In a recent Tax Notes article, Pete Lowy, shareholder and Co-Chair of Chamberlain Hrdlicka’s SALT practice, commented on the Fifth Circuit’s directive issued on February 14 in Vitol Inc. v. United States. The parties in the case, involving millions of dollars in excise tax credits, have been instructed to address statutory construction rules and the potential weight of an amendment to the statute governing tax credits for alternative fuel mixtures.
“The panel appears to be wrestling with the weight, if any, that should be given to legislative amendments that resolve ambiguities in the pre-amendment version of a statute that the court is tasked with interpreting,” said Lowy. “The court’s decision on this point could have ramifications to statutory construction analysis that go far beyond the tax credit case it’s deciding.”

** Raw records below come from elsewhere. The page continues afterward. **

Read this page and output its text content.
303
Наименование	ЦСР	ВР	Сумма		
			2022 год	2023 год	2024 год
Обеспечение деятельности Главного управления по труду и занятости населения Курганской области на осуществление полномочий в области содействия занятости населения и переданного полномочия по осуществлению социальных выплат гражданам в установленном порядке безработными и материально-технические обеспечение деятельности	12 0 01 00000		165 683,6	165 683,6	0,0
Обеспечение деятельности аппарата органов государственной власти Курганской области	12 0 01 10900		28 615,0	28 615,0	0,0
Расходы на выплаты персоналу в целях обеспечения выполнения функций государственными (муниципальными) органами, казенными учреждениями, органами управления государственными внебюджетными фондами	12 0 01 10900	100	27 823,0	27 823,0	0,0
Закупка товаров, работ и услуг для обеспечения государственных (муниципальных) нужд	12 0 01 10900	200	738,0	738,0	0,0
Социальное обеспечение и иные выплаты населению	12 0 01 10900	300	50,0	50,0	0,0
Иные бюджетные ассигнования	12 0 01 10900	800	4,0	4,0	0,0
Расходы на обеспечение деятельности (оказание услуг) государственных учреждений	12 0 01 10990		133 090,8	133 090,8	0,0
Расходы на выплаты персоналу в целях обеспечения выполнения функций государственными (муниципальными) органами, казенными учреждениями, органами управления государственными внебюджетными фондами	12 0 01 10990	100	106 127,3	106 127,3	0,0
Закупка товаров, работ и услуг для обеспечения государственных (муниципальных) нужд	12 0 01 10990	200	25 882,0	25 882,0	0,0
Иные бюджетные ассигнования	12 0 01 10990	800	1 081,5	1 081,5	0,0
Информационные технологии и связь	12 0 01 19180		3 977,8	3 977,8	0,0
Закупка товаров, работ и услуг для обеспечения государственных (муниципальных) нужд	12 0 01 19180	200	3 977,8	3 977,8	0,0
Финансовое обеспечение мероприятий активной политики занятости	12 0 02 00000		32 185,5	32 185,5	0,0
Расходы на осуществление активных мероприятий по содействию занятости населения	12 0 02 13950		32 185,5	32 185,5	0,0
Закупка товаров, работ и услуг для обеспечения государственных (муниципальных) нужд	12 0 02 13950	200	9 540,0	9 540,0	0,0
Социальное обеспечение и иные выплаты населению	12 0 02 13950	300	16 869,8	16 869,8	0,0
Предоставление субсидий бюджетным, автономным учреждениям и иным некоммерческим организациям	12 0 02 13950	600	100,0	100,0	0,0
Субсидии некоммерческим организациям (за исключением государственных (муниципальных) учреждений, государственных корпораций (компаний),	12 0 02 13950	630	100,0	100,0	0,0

Vitol is litigating refund claims for section 6426(e) fuel excise tax credits for mixing butane into traditional gasoline, maintaining that the mixtures qualify as alternative fuel mixtures under the statute. The company, as well as another fuel mixer – Valero, are currently before the Fifth Circuit on appeal after adverse decisions in federal district courts in Texas. In 2021, the Seventh Circuit decided against U.S. Venture in a similar alternative fuel mixture excise tax refund claim case.